Катя смотрела в окно. Темнело. Мир за стеклом расплывался от капель, и в этих водяных разводах она почему-то увидела не просто улицу, а целую череду утрат — будто память решила прокрутить плёнку назад. Отец, уходящий в магазин за хлебом и так и не вернувшийся, растворялся в мокрой дымке уличного света. Мать, уставшая и чужая, бросала у порога пакет с вещами, как точку в письме, в котором больше не будет продолжения. Муж, глядя в сторону, будто не в силах выдержать её взгляда, говорил, что с Таней у него всё по-настоящему, и значит, всё, что было с Катей — это «почти», «почти любовь», «почти семья». Она давно поняла: конец — это не обязательно крик, скандал, разбитая посуда. Он чаще — шёпотом. Или просто — тишиной. Такой, как сейчас. Без слов, без движений, в свете уличных фонарей, разбегающемся по лужам, как по граням прожитого.

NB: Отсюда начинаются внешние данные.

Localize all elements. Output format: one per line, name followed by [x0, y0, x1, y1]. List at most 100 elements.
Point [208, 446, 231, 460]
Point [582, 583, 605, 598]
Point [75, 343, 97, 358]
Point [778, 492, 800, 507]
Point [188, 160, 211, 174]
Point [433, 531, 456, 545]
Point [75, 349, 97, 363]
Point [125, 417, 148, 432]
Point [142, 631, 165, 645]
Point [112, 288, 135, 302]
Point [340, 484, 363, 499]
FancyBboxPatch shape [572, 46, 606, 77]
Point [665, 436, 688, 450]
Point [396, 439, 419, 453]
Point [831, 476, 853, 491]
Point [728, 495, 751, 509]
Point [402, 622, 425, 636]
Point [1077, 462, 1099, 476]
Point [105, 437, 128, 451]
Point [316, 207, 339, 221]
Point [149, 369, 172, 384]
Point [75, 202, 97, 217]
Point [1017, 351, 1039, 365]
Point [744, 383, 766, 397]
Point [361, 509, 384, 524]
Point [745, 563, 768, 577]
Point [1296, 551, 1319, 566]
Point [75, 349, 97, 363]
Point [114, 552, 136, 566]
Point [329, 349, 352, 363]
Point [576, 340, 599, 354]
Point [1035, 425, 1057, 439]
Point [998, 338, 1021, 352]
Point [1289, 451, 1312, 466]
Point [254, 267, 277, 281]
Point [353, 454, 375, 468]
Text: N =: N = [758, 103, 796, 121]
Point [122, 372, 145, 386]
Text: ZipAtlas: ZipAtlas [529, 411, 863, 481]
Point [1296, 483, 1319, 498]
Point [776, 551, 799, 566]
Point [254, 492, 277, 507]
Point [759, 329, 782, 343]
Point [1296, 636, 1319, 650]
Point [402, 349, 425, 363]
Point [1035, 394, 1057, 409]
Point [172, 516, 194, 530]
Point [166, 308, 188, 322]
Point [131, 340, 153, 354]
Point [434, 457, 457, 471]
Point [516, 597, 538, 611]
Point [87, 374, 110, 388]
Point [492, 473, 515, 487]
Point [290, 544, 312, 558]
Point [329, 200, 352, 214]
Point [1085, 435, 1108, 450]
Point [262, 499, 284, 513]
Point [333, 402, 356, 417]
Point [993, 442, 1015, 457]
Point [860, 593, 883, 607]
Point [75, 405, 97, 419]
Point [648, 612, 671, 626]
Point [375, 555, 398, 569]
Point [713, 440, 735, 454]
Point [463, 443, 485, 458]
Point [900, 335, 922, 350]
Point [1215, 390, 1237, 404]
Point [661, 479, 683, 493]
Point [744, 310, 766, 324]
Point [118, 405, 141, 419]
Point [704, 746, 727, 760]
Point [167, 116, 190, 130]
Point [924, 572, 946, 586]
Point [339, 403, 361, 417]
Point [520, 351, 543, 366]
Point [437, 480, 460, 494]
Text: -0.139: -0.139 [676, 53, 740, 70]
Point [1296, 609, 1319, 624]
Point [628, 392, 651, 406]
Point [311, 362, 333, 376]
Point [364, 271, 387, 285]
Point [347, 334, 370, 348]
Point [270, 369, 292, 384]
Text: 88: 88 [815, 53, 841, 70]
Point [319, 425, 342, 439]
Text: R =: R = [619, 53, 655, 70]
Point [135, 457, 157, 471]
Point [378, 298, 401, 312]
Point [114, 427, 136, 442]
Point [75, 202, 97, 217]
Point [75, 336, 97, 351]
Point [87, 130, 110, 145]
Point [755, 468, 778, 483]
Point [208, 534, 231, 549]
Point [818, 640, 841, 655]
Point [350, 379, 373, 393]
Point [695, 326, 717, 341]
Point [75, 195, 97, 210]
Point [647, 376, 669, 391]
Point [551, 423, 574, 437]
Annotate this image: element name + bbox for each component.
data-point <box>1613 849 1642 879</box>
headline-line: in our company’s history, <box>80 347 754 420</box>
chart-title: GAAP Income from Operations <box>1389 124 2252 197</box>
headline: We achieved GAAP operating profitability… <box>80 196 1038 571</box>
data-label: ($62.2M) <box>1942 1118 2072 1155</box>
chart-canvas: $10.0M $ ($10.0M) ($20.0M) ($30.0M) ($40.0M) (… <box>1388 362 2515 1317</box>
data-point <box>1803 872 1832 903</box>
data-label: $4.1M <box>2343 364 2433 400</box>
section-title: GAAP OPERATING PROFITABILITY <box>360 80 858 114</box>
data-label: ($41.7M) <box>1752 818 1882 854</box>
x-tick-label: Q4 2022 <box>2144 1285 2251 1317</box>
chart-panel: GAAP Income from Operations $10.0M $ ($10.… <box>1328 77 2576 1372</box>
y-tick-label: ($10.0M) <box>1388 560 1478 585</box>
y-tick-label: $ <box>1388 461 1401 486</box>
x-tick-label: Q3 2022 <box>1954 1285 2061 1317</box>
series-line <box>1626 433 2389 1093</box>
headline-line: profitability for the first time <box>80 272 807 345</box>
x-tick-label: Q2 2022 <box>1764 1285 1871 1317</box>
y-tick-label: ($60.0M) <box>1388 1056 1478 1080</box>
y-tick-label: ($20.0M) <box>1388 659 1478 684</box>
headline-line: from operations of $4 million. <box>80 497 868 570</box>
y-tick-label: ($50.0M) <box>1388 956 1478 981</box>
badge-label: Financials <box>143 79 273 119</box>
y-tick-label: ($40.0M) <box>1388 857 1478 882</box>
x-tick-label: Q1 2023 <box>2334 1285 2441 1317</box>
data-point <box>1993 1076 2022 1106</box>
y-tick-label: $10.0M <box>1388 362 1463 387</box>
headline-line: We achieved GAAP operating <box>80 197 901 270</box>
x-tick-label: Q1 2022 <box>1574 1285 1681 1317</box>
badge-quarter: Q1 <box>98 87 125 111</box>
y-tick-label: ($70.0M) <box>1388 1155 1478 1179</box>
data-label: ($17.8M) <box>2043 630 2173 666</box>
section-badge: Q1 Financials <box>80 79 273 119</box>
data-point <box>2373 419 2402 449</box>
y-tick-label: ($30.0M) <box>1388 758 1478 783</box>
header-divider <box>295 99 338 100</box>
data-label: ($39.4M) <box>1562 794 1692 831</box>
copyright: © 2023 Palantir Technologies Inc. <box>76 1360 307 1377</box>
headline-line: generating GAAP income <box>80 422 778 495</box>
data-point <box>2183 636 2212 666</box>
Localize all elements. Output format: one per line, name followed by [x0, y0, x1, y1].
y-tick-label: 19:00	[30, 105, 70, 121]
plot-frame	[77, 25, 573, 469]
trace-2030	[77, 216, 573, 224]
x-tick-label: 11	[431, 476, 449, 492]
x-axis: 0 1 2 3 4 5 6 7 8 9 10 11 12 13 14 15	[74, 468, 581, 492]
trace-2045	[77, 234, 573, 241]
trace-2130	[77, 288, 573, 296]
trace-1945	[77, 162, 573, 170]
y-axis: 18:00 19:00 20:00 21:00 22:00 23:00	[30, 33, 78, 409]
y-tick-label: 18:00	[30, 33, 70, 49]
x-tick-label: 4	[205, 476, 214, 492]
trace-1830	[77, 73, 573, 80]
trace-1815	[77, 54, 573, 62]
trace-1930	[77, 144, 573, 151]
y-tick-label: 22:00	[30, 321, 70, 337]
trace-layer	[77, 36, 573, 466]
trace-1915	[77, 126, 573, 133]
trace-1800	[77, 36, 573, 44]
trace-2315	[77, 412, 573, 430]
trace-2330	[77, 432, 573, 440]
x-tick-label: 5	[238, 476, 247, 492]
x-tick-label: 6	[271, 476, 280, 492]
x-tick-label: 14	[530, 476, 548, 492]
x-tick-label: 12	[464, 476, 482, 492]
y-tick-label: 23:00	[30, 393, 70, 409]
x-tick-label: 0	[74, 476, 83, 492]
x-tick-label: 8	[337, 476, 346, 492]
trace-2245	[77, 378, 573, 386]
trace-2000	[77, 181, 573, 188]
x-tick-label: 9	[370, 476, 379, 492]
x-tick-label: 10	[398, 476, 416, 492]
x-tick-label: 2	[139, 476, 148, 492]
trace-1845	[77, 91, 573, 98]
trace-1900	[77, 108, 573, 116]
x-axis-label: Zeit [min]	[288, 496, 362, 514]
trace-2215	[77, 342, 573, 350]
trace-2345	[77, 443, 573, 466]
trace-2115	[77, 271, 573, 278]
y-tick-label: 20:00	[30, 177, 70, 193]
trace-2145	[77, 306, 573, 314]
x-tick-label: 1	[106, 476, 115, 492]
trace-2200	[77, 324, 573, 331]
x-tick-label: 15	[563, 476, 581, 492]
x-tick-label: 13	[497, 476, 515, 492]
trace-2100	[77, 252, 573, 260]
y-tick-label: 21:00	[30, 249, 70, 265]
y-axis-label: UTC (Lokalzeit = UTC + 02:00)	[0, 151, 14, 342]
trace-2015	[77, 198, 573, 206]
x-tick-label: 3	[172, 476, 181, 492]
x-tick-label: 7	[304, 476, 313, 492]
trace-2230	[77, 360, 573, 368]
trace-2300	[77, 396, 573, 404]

Ей было тридцать. Тридцать один, если быть точной. Возраст, когда вроде бы уже знаешь, чего хочешь, но всё ещё боишься этого признать. И за всю жизнь она так ни разу и не научилась ни просить, ни оставаться. Просить — значило признать слабость, а оставаться — зависеть от чьего-то решения. Её путь был в том, чтобы идти. Всегда выбирать — уйти первой. Даже если с трещиной внутри, даже если с пустыми руками и горлом, пережавшим ком. Потому что если ты ушла — значит, ты выбрала. А не за тебя. Это важно. Это сохраняет хоть какую-то власть над собой. Хоть иллюзию. Но иногда и иллюзия — спасение.
Мимо прошёл парень в капюшоне, замедлил шаг, бросил на неё взгляд и вдруг остановился. Он поколебался, будто собирался пройти мимо, но что-то всё же удержало его. Он подошёл чуть ближе, держался настороженно, но без угрозы — как человек, у которого и без того внутри шторм.